Há muito tempo atrás, em 1954, dois padres verbitas chegaram a Portugal. Vindos da Alemanha, o seu destino era Fátima ou, mais propriamente, o então Seminário do Verbo Divino. Um deles, mais simpático e comunicativo, teimou que havia de aprender umas palavras para não fazer má figura ao chegar ao seu novo lar. À sua espera tinha, além dos seus colegas padres, os seminaristas. Do alto da sua imponente figura, soltou então um claro “Bom dia”! Só que em vez de impressionar quem o rodeava, apenas ouviu risos. E este húngaro de nascimento, que vinha dum seminário alemão, não só não percebeu porque se riam, como também não percebeu de imediato a emenda pronta que lhe fizeram, em bom português, “não é bom dia, é boa tarde”, pois o relógio já marcava as 16 horas.

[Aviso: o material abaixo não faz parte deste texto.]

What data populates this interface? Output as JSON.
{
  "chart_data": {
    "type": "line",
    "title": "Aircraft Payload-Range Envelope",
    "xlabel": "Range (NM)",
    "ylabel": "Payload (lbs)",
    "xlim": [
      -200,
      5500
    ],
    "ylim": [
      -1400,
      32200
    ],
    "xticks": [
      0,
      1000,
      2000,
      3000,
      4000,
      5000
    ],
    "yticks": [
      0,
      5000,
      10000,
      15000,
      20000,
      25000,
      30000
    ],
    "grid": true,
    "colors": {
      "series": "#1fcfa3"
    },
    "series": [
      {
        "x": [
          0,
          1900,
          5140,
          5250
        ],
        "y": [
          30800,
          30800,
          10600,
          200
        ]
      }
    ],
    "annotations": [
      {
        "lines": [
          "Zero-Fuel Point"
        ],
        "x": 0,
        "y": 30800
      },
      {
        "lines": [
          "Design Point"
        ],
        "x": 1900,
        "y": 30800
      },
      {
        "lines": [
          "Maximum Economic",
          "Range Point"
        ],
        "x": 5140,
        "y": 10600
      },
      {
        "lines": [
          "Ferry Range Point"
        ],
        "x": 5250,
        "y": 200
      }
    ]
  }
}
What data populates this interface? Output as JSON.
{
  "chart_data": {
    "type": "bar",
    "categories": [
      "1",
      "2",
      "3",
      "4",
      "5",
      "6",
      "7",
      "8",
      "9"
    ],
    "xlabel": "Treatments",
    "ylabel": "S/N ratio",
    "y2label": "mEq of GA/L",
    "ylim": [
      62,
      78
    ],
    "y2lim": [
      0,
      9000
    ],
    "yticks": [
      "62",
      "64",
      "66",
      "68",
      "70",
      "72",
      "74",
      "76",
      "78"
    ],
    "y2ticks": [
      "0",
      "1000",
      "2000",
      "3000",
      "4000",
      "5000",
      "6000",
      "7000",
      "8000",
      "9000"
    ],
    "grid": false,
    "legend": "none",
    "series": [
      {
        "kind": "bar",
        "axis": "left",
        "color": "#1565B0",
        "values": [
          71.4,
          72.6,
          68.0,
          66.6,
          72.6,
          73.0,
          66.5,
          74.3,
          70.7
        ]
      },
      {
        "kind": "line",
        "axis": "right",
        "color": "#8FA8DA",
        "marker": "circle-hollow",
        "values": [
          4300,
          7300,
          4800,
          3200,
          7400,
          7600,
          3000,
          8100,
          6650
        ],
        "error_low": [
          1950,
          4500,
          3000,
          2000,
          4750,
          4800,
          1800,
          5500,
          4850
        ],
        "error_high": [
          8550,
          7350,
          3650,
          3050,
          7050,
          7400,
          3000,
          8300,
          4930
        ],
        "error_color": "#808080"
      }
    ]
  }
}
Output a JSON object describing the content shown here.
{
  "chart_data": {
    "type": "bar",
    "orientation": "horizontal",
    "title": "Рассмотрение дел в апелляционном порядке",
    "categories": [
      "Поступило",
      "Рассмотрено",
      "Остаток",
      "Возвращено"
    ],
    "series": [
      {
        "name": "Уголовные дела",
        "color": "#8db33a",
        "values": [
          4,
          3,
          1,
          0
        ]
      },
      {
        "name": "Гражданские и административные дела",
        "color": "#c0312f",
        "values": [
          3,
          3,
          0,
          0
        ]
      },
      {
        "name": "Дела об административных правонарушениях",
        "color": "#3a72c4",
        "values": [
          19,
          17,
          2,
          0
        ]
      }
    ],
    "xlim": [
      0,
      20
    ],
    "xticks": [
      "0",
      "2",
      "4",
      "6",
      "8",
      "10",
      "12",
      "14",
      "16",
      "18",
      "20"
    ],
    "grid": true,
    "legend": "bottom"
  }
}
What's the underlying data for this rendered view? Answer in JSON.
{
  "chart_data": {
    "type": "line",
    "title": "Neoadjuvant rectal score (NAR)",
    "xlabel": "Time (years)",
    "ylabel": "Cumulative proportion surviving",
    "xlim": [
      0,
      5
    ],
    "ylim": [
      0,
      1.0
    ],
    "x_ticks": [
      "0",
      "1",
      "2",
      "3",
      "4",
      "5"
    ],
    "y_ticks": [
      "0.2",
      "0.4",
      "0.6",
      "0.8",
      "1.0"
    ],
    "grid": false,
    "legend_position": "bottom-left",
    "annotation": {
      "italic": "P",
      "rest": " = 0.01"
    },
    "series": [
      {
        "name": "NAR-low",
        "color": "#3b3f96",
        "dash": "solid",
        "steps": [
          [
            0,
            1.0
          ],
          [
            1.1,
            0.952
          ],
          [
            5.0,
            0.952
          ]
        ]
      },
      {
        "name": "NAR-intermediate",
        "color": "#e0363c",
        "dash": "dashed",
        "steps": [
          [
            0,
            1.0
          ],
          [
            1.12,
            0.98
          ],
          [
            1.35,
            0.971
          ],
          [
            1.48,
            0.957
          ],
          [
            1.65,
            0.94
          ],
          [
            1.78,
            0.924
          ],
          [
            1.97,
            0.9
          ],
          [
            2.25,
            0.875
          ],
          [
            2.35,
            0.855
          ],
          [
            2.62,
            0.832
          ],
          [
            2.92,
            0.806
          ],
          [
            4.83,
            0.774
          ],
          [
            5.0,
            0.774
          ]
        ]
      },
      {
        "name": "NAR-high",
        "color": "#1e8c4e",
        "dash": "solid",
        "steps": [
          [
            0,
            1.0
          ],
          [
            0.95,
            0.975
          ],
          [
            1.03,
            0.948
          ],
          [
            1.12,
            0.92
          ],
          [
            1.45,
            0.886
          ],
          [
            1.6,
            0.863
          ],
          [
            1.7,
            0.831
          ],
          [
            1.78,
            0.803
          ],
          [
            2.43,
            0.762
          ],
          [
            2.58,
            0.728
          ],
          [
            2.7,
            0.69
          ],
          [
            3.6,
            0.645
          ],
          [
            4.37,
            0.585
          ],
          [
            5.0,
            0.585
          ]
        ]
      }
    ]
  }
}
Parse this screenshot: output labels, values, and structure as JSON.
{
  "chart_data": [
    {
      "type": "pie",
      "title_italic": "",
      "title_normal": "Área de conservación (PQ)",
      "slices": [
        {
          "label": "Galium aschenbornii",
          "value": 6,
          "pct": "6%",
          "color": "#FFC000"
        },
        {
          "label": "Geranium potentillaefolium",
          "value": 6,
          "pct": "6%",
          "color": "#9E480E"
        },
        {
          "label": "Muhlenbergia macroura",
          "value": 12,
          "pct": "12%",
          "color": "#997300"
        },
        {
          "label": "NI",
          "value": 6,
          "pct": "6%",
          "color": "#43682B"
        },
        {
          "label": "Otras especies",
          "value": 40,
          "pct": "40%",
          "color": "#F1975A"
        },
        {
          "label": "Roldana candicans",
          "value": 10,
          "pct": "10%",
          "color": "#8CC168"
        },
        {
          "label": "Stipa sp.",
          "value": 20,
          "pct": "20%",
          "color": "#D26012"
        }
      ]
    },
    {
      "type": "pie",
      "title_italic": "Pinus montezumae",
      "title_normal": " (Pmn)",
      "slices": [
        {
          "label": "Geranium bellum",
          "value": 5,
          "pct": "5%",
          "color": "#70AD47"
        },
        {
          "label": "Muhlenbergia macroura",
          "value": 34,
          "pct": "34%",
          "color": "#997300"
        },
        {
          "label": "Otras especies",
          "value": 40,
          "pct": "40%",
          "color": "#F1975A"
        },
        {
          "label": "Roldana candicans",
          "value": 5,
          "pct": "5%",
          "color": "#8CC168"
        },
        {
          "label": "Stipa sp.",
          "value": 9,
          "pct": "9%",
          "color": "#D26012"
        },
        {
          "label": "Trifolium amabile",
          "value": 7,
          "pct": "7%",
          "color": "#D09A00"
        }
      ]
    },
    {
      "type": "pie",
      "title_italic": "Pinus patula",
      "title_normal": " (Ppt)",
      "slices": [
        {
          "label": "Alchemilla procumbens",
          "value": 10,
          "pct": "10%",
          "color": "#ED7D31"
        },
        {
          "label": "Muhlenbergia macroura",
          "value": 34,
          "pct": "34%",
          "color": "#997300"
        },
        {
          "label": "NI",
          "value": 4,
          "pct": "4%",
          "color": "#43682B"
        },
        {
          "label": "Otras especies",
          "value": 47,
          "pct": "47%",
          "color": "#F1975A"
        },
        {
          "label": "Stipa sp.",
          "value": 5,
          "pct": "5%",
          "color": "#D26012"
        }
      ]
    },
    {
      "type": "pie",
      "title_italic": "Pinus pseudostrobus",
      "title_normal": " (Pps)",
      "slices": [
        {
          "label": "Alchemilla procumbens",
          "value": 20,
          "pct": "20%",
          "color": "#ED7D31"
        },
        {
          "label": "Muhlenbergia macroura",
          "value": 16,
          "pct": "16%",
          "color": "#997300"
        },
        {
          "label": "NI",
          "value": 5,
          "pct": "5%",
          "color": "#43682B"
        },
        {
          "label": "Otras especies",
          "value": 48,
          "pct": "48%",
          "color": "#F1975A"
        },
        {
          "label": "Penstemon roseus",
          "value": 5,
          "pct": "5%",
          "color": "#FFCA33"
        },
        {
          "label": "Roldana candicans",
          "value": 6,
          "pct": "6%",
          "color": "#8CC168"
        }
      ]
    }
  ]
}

Esta pícara história marca o início de uma vida dedicada, por inteiro, à nossa terra. Evocar a obra do padre Kondor não é tarefa fácil, pecará sempre por defeito, por mais que tentemos elencar toda a sua obra em e por Fátima. A sua memória está bem presente nalgumas das famílias e institui ções da nossa freguesia que foram por ele ajudadas e acarinhadas. Dado o espaço exíguo que tem uma crónica, permitam‑me só evocar uma das suas realizações.
O povo húngaro foi invadido no século XX, primeiro pelos alemães (na Segunda Grande Guerra) e depois pela URSS. O padre Elias Kardos foi um dos muitos magiares que fugiram nessa altura do seu país martirizado. Em 1951 veio a Fátima e ao conhecer a mensagem de Nossa Senhora, associou‑a ao seu país, sonhando com a construção na nossa cidade de um Calvário, o caminho dolo roso de Cristo. Tendo morrido sem ter concretizado o projecto, em Fátima surgia entretanto um outro húngaro que tinha fugido do seu país ainda seminarista, tendo acabado os seus estudos na Áustria e depois na Alemanha. Foi ele que, com terrenos oferecidos e/ou comprados, escolheu a escultora Amélia Carvalheira, o pintor Pedro Prokop, o arquitecto Ladislau Marek, o escultor Domingos Soares Branco e o artista Egino Weinert para construíram não só a Via Sacra, como também o Calvário e a Capela Húngara. Em 1992, quando a Hungria se libertou do jugo soviético, vários bispos desse país vieram a Fátima oferecer a XV estação – a Ressurreição de Jesus.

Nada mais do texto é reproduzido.